| MORTGAGE
GLOSSARY
Abstract of Title:
A summary of the public records relating to the ownership of a particular
piece of land. It represents a short legal history of an individual
piece of property and traces the ownership of that property from
the time of the first recorded transfer to the present.
Adjustable-Rate Mortgage (ARM):
A Mortgage that allows the interest rate to be changed
periodically.
Amortization: The
gradual repayment of a mortgage by periodic installments.
Annual Percentage Rate (APR):
The total finance charge (interest, loan fees and points)
expressed as a percentage of the mortgage amount.
Appraisal: An evaluation
of a piece of property to determine its value.
Assessed Value: The valuation placed on property
by a public tax assessor as the basis for property taxes.
Assumption of Mortgage: An
agreement whereby the buyer assumes responsibility for a mortgage
owed by the seller; the seller remains liable to the lender unless
the lender agrees to release the seller from the liability.
Balloon Mortgage:
A mortgage where the amount financed is not fully amortized over
the period of the loan. When the loan becomes due a large sum, or
“balloon” payment, is required to satisfy the mortgage.
Bridge Loan: A short-term
mortgage made until a longer-term loan can be made. It is sometimes
used when a person needs money to build or purchase a home before
the present one has been sold.
Cap: The maximum amount
an interest rate or monthly payment can change – either at
adjustment time or over the life of the mortgage.
Closing: The final
Step in the sale and transfer of ownership of a property. The title
is transferred from the seller to the buyer; the buyer signs the
mortgage and pays the cost of settlement; any funds due to the seller
and purchaser are paid.
Closing Costs: Fees
and expenses, not including the price of the home, payable by the
seller and the buyer at the closing (e.g., brokerage commissions,
title insurance premiums and inspection, appraisal, recording and
attorney fees).
Commercial Bank: A
financial institution authorized to provide a variety of financial
services, including consumer and business loans (generally short-term),
checking services, credit cards and savings accounts.
Comparable: Properties
similar in size and character to the one being bought or sold.
Condominium: Ownership
of a unit only, rather than of the entire building.
Contingency: A condition
that must be satisfied before a contract is binding.
Conventional Mortgage: A fixed-rate, fixed-term
mortgage not insured by the federal government.
Deed: A legal document
conveying title to a property.
Deed (quick claim):
A deed that transfers only the titles or right to a property that
the holder of that title has at the time of the transfer. It does
not warrant or guarantee a clear title.
Department of Housing and Urban
Development (HUD): A United States government agency established
to implement certain federal housing and community development programs.
Disclosure Laws: State
and federal regulations which require sellers to disclose such conditions
as whether or not a home is located in a flood plain or whether
or not know defects exist or affect the property’s condition.
Earnest Money: A portion
of a down payment put in escrow by a potential buyer indicating
the purchaser’s intent to complete the procurement of the
property.
Equity Mortgage: A
mortgage based on the borrowers’ equity in their home, rather
than their credit worthiness.
Escrow: The placement
of money and documents with a third party for safekeeping pending
the fulfillment or performance of a specified act or condition.

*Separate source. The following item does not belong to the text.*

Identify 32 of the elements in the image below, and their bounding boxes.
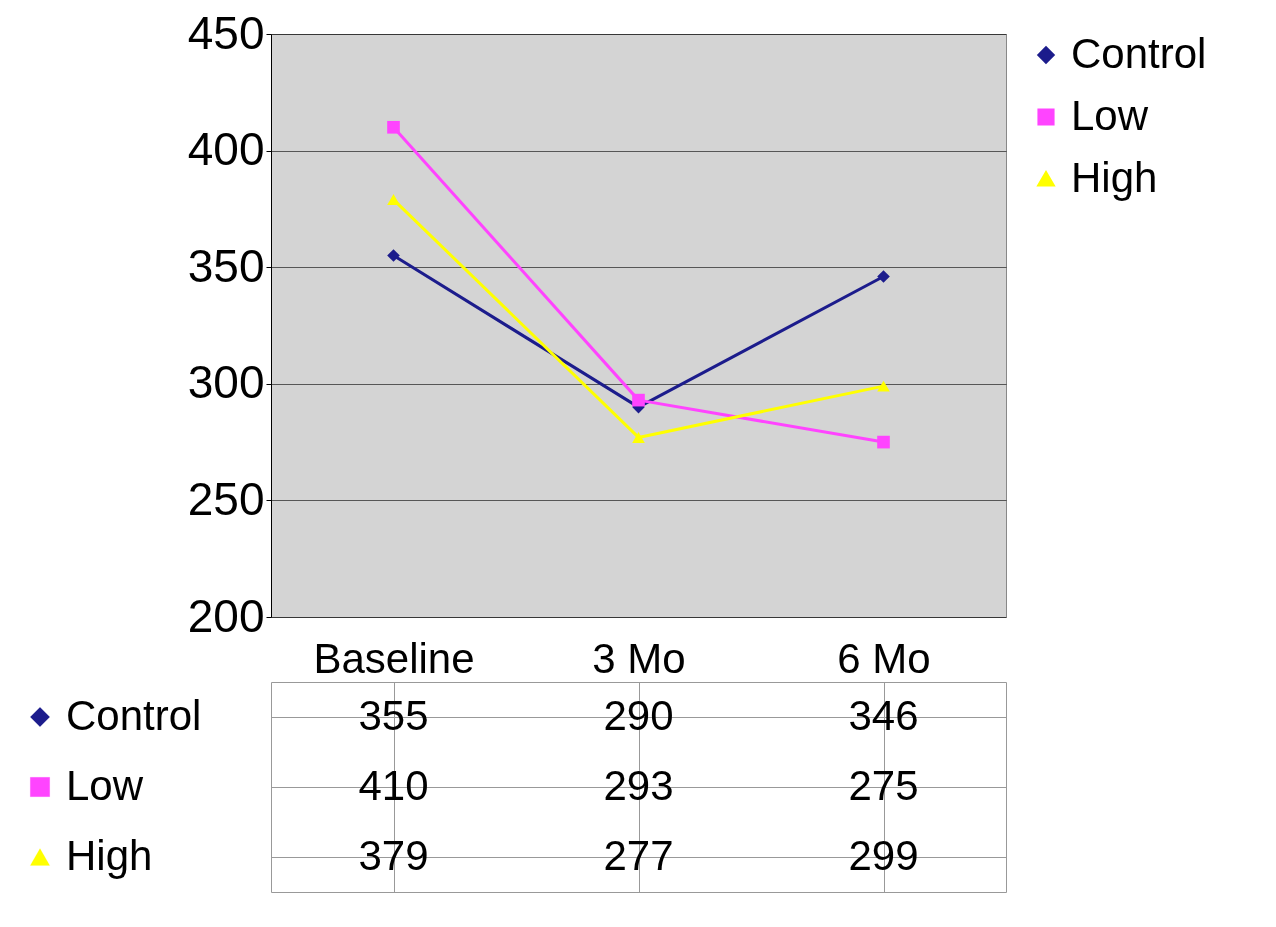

Graduated-payment Mortgage:
A mortgage that starts with low monthly payments and is
increased at a predetermined rate.
Growing-equity Mortgage: A
mortgage in which the monthly payments increase by a specific amount
each year, with the “overpayment” applied to the principal.
Installment Debts:
Long-term debts that usually extend more for than one month.
Lien: A legal claim
against a property that must be paid when the property is sold.
Loan-to-value-Ratio: The
relationship between the amount of a home mortgage and the total
value of the property. Lenders may limit their maximum mortgage
to 80 to 90 percent of the value.
Lock-in-Rate: A commitment
made by lenders on a mortgage loan to “lock in” a rate
pending mortgage approval. Lock-in periods may vary between lenders.
Market Value: The
highest price a buyer will pay for a property.
Mortgage Broker: An
individual or company that obtains mortgages for others by finding
lending institutions, insurance companies or private sources to
lend funds; may also make collections and handle disbursement.
Mortgage Insurance:
A policy that provides protection for the lender in case of default
and guarantees repayment of the mortgage if the borrower becomes
disabled or dies.
Negative Amortization:
An increase in the outstanding balance of a mortgage resulting from
the failure of periodic debt service payments to cove required interest
charges on the loan.
Private Mortgage Insurance
(PMI): Insurance issued to a lender by a private company
to protect the lender against loss on a defaulted mortgage loan.
Its use is generally limited to loans with high loan-to-value ratios.
The borrower remits the premiums.
Title: A legal document
representing evidence of ownership.
Title Insurance: Protection
from lenders and homeowners against financial loss resulting from
legal defects in the title.
Title Defect: An outstanding
claim or encumbrance on a property that affects its marketability.